Baby la vera storia di cronaca della famosa serie

Baby: la vera storia di cronaca della famosa serie


Baby“, La prima serie tv italiana che è stata prodotta da Netflix (il colosso dello streaming mondiale) si appresta a condividere con i propri abbonati gli episodi inediti della storia fuori dal comune di Chiara e Ludovica.

Il fatto di prendere due ragazze adolescenti, la loro scelta di fare sesso per denaro, e, tra questi due punti di partenza e di arrivo metterci dentro la loro vita, i loro problemi, le loro paure, e una serie di tratti comuni in cui molte adolescenti potessero ritrovarsi, ha creato umanità ed empatia con le protagoniste. Tanto che le fan di Baby si tatuano “Chiara e Ludovica” sulla pelle, le due sono dei simboli.

In realtà, quello che è successo è probabilmente molto più crudo e squallido.

«È iniziato come un gioco. No, non è un bel gioco. Sì, lo so non è normale».

Così durante un interrogatorio una due squillo dei Parioli raccontava quello che succedeva in via Parioli 190, in un hotel e a casa di un cliente in piazza Fiume. Siamo a fine del 2013, a ottobre era esploso il caso delle squillo.

Un giro di prostituzione minorile che vede coinvolte due ragazzine della Roma bene che si concedevano a uomini d’affari che in alcuni casi le pagavano in cocaina.

Quello che le è successo è molto di più: c’è una storia di solitudine e di disagio, di servizi sociali “distratti”, di famiglie complicate. A gestire gli incontri era Mirko Ieni, condannato a nove anni e quattro mesi di carcere. Gli appuntamenti avvenivano nella famosa casa  messa a disposizione da Nunzio Pizzacalla, caporal maggiore dell’esercito. La prima aveva iniziato nel maggio del 2013, mentre la seconda a luglio.
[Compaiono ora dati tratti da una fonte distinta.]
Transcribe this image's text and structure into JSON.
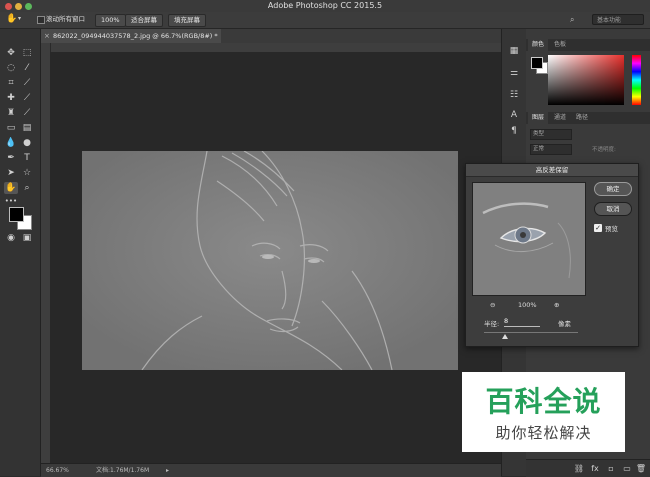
{
  "app": {
    "title": "Adobe Photoshop CC 2015.5"
  },
  "options_bar": {
    "scroll_all_windows": "滚动所有窗口",
    "zoom_100": "100%",
    "fit_screen": "适合屏幕",
    "fill_screen": "填充屏幕",
    "workspace": "基本功能"
  },
  "document": {
    "tab_title": "862022_094944037578_2.jpg @ 66.7%(RGB/8#) *",
    "close": "×"
  },
  "status_bar": {
    "zoom": "66.67%",
    "doc_size": "文档:1.76M/1.76M"
  },
  "color_panel": {
    "tabs": [
      "颜色",
      "色板"
    ]
  },
  "layers_panel": {
    "tabs": [
      "图层",
      "通道",
      "路径"
    ],
    "kind": "类型",
    "mode": "正常",
    "opacity_label": "不透明度:"
  },
  "dialog": {
    "title": "高反差保留",
    "ok": "确定",
    "cancel": "取消",
    "preview": "预览",
    "preview_checked": true,
    "zoom": "100%",
    "radius_label": "半径:",
    "radius_value": "8",
    "radius_unit": "像素",
    "slider_fraction": 0.22
  },
  "watermark": {
    "title": "百科全说",
    "subtitle": "助你轻松解决"
  },
  "colors": {
    "foreground": "#000000",
    "background": "#ffffff",
    "accent_green": "#25a05a"
  }
}
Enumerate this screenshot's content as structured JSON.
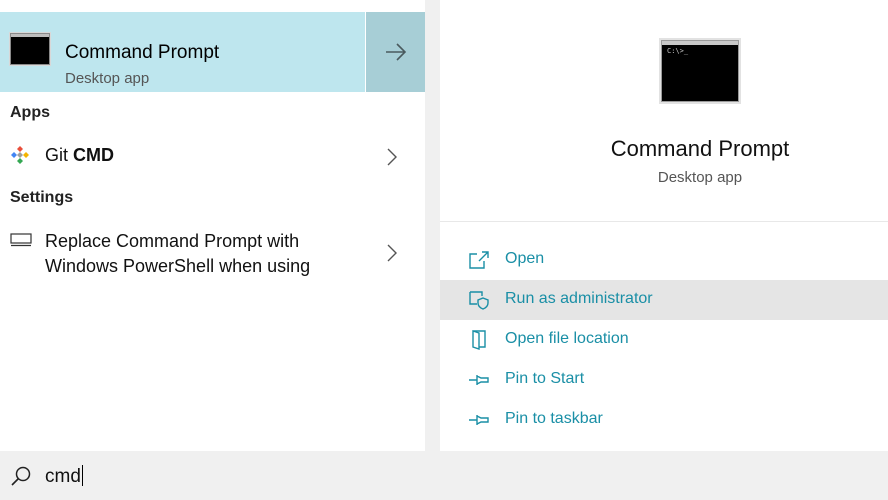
{
  "best_match": {
    "title": "Command Prompt",
    "subtitle": "Desktop app",
    "icon": "command-prompt-icon"
  },
  "sections": {
    "apps_header": "Apps",
    "settings_header": "Settings"
  },
  "apps": [
    {
      "label_prefix": "Git ",
      "label_bold": "CMD",
      "icon": "git-icon"
    }
  ],
  "settings": [
    {
      "line1": "Replace Command Prompt with",
      "line2": "Windows PowerShell when using",
      "icon": "display-settings-icon"
    }
  ],
  "detail": {
    "title": "Command Prompt",
    "subtitle": "Desktop app",
    "actions": [
      {
        "label": "Open",
        "icon": "open-icon"
      },
      {
        "label": "Run as administrator",
        "icon": "shield-icon"
      },
      {
        "label": "Open file location",
        "icon": "file-location-icon"
      },
      {
        "label": "Pin to Start",
        "icon": "pin-icon"
      },
      {
        "label": "Pin to taskbar",
        "icon": "pin-icon"
      }
    ]
  },
  "search": {
    "query": "cmd",
    "icon": "search-icon"
  },
  "colors": {
    "selected_bg": "#bee6ee",
    "selected_arrow_bg": "#a7ced6",
    "accent": "#1a8fa6",
    "hover_bg": "#e5e5e5"
  }
}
All’inizio si trattava di incontri sporadici che avvenivano in auto, poi il giro aveva iniziato ad allargarsi. Almeno 500 i clienti individuati poi dalle indagini. Tra loro anche il marito dell’allora senatrice Mussolini: Floriani, ex capitano della Guardia di finanza, la quale aveva inizialmente negato il suo coinvolgimento per poi affermare di non sapere che le ragazze fossero minorenni. Ha patteggiato una pena di un anno di reclusione e una multa di 1.800 euro.
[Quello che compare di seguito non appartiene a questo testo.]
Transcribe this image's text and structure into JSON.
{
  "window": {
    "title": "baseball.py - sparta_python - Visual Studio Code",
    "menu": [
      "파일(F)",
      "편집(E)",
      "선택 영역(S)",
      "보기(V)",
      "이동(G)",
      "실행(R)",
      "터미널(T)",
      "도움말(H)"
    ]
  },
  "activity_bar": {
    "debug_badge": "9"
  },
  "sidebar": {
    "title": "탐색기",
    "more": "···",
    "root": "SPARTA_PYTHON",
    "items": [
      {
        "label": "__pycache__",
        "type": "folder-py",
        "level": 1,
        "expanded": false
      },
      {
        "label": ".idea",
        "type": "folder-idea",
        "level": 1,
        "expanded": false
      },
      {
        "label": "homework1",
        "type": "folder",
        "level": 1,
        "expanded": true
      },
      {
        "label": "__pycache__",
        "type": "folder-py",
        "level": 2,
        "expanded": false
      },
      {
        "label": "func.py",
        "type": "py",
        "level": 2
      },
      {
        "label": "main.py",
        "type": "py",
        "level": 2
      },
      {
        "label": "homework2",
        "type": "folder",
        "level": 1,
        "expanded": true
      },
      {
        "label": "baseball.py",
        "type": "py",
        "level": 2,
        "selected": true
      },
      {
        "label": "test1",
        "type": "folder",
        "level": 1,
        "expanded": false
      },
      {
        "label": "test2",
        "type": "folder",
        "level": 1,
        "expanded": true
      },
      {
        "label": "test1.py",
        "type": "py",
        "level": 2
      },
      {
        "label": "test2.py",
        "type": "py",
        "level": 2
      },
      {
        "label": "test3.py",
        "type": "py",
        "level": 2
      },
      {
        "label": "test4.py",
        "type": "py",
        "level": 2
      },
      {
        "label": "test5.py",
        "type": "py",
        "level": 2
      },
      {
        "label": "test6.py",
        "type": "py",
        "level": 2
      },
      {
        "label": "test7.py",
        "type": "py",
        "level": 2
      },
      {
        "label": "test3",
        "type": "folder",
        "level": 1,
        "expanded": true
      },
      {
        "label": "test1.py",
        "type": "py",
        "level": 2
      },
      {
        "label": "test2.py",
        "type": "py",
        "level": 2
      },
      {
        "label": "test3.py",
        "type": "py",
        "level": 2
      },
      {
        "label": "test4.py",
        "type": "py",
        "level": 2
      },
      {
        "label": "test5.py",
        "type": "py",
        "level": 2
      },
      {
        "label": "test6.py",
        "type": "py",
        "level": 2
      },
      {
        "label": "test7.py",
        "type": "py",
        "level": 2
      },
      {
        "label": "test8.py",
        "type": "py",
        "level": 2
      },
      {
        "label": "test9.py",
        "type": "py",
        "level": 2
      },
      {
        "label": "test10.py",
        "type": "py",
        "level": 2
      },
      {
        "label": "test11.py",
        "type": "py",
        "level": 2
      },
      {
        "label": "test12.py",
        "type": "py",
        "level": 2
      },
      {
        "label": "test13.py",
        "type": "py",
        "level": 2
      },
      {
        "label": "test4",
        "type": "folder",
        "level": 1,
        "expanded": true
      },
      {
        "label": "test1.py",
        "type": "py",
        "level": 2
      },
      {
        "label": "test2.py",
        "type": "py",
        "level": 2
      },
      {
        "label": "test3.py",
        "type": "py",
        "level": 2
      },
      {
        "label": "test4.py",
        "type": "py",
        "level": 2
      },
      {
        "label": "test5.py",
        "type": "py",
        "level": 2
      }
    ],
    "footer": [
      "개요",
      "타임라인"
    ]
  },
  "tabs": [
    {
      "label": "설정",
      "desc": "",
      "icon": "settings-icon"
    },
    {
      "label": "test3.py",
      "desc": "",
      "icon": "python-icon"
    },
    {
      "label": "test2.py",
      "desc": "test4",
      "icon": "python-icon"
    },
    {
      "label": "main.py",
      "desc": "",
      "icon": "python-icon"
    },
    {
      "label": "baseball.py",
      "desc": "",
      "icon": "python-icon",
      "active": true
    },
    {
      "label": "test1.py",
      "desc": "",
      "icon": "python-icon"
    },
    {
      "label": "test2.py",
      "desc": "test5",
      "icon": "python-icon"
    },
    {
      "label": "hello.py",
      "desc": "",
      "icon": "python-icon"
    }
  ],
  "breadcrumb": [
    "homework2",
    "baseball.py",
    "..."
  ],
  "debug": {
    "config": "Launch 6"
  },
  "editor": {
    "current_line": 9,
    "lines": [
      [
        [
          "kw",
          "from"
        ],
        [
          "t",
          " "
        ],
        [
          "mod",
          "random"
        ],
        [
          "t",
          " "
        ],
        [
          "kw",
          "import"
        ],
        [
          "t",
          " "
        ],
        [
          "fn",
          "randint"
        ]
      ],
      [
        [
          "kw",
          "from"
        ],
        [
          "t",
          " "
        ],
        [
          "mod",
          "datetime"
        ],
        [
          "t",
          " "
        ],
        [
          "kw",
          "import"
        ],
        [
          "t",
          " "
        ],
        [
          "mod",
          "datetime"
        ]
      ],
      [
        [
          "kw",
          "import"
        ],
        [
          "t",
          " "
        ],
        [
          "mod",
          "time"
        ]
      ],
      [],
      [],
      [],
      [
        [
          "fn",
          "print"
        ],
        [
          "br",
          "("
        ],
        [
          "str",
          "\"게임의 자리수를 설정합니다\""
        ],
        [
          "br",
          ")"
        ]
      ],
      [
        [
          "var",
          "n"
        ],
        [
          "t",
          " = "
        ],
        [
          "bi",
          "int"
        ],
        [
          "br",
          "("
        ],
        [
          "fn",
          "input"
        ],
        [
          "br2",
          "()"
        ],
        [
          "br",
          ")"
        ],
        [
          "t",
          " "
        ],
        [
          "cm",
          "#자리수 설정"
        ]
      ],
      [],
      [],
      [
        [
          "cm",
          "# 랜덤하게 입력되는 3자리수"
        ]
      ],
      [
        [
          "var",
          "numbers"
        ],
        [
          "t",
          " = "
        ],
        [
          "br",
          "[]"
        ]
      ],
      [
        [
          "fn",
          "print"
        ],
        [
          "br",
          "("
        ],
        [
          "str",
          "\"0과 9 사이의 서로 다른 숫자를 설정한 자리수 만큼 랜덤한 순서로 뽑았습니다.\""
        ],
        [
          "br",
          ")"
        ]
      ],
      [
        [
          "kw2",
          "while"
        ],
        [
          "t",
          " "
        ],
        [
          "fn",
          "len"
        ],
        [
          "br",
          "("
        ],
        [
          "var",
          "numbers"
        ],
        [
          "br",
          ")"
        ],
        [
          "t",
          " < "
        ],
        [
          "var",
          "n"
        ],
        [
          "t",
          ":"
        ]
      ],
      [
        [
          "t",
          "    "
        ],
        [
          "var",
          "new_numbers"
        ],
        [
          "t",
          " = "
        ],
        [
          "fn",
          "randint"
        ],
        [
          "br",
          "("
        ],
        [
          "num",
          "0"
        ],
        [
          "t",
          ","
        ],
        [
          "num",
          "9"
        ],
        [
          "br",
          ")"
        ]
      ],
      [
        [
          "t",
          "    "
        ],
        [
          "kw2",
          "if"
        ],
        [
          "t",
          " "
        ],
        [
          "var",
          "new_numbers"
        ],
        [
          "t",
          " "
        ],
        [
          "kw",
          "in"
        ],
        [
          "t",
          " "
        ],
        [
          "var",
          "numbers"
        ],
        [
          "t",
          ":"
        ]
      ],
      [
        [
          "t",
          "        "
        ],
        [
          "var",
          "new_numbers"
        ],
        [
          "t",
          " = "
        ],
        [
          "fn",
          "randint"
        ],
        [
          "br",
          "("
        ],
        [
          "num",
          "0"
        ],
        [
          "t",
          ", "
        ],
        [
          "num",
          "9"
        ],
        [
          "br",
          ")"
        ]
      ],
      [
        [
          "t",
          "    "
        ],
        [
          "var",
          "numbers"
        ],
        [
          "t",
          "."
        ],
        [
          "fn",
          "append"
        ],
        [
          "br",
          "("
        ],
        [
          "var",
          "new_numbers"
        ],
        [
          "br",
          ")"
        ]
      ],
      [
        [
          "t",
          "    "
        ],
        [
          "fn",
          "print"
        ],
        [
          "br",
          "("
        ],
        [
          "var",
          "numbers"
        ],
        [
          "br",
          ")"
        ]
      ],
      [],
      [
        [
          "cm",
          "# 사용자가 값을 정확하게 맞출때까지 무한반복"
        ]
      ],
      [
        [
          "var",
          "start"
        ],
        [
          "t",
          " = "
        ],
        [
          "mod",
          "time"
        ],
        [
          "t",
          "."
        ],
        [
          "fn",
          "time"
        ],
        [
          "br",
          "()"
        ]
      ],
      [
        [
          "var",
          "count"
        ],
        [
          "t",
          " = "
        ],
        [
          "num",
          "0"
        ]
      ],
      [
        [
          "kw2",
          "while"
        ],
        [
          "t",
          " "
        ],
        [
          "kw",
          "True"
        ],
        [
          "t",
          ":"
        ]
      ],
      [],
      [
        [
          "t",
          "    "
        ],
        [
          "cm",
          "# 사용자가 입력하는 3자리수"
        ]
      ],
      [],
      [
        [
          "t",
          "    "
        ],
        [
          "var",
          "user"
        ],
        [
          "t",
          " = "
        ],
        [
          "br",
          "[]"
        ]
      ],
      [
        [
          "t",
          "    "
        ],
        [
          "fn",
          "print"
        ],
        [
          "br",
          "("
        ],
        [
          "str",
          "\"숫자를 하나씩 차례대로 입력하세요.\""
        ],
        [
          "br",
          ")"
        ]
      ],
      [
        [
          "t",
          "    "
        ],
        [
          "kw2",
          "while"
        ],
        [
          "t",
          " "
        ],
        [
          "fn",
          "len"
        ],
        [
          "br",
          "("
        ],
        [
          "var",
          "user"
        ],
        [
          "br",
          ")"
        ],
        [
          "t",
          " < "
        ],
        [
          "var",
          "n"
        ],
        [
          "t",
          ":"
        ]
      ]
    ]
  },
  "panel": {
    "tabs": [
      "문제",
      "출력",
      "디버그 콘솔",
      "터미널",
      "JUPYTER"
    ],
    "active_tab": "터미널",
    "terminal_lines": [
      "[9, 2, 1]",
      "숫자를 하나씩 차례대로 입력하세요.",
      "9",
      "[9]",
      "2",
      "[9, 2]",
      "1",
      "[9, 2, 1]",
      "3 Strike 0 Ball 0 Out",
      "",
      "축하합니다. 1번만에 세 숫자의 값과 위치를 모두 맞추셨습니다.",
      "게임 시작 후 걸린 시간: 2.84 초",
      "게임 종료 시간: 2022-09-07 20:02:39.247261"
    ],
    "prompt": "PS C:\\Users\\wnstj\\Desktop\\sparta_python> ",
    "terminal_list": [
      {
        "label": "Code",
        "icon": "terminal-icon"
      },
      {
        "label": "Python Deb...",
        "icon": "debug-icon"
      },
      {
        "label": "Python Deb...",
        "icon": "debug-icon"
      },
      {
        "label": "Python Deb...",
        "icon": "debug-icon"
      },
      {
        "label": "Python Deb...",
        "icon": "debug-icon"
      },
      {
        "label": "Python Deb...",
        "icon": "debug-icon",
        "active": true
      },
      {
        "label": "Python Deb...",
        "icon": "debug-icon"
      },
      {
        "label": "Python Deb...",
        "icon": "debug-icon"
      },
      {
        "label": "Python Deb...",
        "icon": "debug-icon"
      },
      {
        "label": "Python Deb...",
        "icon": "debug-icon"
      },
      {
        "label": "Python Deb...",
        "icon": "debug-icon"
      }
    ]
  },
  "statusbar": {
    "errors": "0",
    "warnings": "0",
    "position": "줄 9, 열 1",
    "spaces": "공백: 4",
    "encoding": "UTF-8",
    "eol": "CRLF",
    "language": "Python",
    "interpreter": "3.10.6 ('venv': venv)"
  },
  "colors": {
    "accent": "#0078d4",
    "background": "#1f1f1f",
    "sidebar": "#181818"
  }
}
«Svuotavo la testa e dicevo ‘vabbe’, tanto è un’ora, poi è finito»

ha raccontato la quattordicenne agli inquirenti per tentare di spiegare come affrontava quello che ormai era diventato un vero e proprio “lavoro”. Insomma non c’era poi molta autodeterminazione o voglia di ribellione, almeno non più, le due ragazze erano letteralmente sfruttate dai loro aguzzini.
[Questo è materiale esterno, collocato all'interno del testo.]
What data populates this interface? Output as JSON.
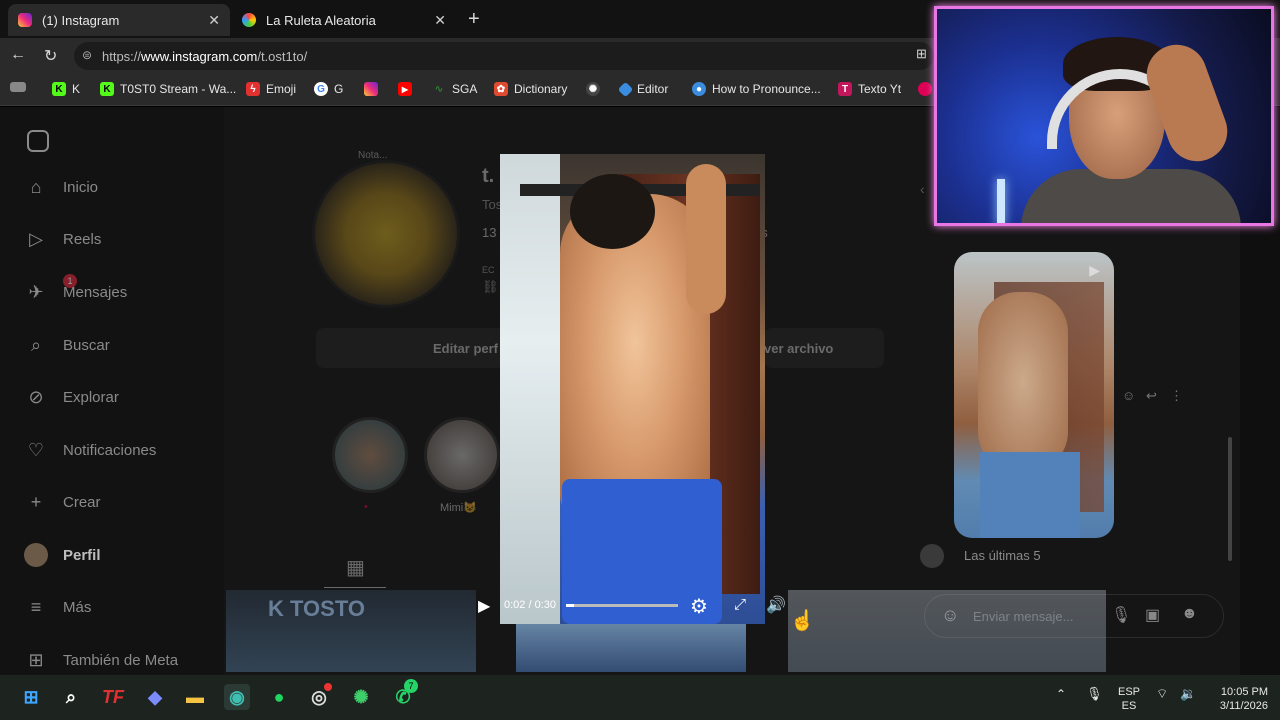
{
  "browser": {
    "tabs": [
      {
        "label": "(1) Instagram",
        "active": true
      },
      {
        "label": "La Ruleta Aleatoria",
        "active": false
      }
    ],
    "url_prefix": "https://",
    "url_host": "www.instagram.com",
    "url_path": "/t.ost1to/",
    "bookmarks": [
      {
        "label": "K",
        "color": "#53fc18"
      },
      {
        "label": "T0ST0 Stream - Wa...",
        "color": "#53fc18"
      },
      {
        "label": "Emoji",
        "color": "#e03030"
      },
      {
        "label": "G",
        "color": "#4285f4"
      },
      {
        "label": "",
        "color": "#d6249f"
      },
      {
        "label": "",
        "color": "#ff0000"
      },
      {
        "label": "SGA",
        "color": "#2e7d32"
      },
      {
        "label": "Dictionary",
        "color": "#e04a2f"
      },
      {
        "label": "",
        "color": "#bbbbbb"
      },
      {
        "label": "Editor",
        "color": "#3a8dde"
      },
      {
        "label": "How to Pronounce...",
        "color": "#3a8dde"
      },
      {
        "label": "Texto Yt",
        "color": "#c2185b"
      }
    ]
  },
  "sidebar": {
    "items": [
      {
        "label": "Inicio",
        "icon": "home-icon"
      },
      {
        "label": "Reels",
        "icon": "reels-icon"
      },
      {
        "label": "Mensajes",
        "icon": "messages-icon",
        "badge": "1"
      },
      {
        "label": "Buscar",
        "icon": "search-icon"
      },
      {
        "label": "Explorar",
        "icon": "compass-icon"
      },
      {
        "label": "Notificaciones",
        "icon": "heart-icon"
      },
      {
        "label": "Crear",
        "icon": "plus-icon"
      },
      {
        "label": "Perfil",
        "icon": "avatar-icon"
      },
      {
        "label": "Más",
        "icon": "menu-icon"
      },
      {
        "label": "También de Meta",
        "icon": "meta-icon"
      }
    ]
  },
  "profile": {
    "note": "Nota...",
    "username_partial": "t.",
    "name_partial": "Tos",
    "count_partial": "13",
    "bio_partial": "EC",
    "count_suffix": "os",
    "edit_button": "Editar perf",
    "archive_button": "ver archivo",
    "highlight_label": "Mimi😺"
  },
  "video": {
    "time": "0:02 / 0:30",
    "progress": 0.067
  },
  "chat": {
    "label": "Las últimas 5",
    "placeholder": "Enviar mensaje..."
  },
  "taskbar": {
    "lang_top": "ESP",
    "lang_bottom": "ES",
    "time": "10:05 PM",
    "date": "3/11/2026",
    "whatsapp_badge": "7"
  }
}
«Queste due me fanno guadagnà 600 euro al giorno» diceva Ieni in un’intercettazione telefonica commentando il suo giro di prostitute minorenni. Non è chiaro se nella serie televisiva emergeranno le gravi responsabilità di una delle due mamme che nel caso reale è stata condannata a sei anni e quattro mesi perché era a conoscenza del fatto che la figlia si prostituisse e l’aveva sfruttata chiedendo una percentuale dei guadagni.

«Mamma mi obbligava per soldi, io volevo solo tornare a scuola»

confessò tra le lacrime la più piccola delle due. La ragazzina nell’intercettazione infatti lamentava di non “avere tempo per fare i compiti” considerato che doveva frequentare la casa ai Parioli e incontrare i clienti. La madre la spronava “ad organizzarsi”. Questa è la dura realtà di un fatto di cronaca famosissimo a suo tempo, ma per sfortuna non conosciuto dalla nuove generazioni, che guardano la serie con un occhio di disincanto. Totalmente assente nella serie la figura di una giudice donna che condannò uno dei clienti non solo ad un risarcimento economico, ma anche morale, costringendolo ad acquistare libri e film sull’emancipazione femminile da regalare alla ragazza.

In sintesi era un caso di prostituzione minorile, si trattava di una ragazzina di 14 anni che aveva avuto rapporti sessuali con uomini, clienti di venti, trent’anni più grandi che facevano la fila per avere un posto, un’ora, mezz’ora con quelle ragazzine.

I giornali hanno intitolato “Baby squillo”, “Lolite prostitute”, insomma adolescenti adescatrici. Ebbene, questa narrazione è la narrazione che giustifica la violenza, che giustifica la pedofilia, perché così si chiama un uomo che va con una ragazzina di 13 anni.

Il fatto è che noi gli uomini clienti non li guardiamo, nei processi sono sempre nell’ombra, nei giornali non si vedono, nella serie Baby al massimo sono belli, potenti, affascinanti. Si parla solo e soltanto delle donne che ne sono vittime. E tutto questo serve a giustificare.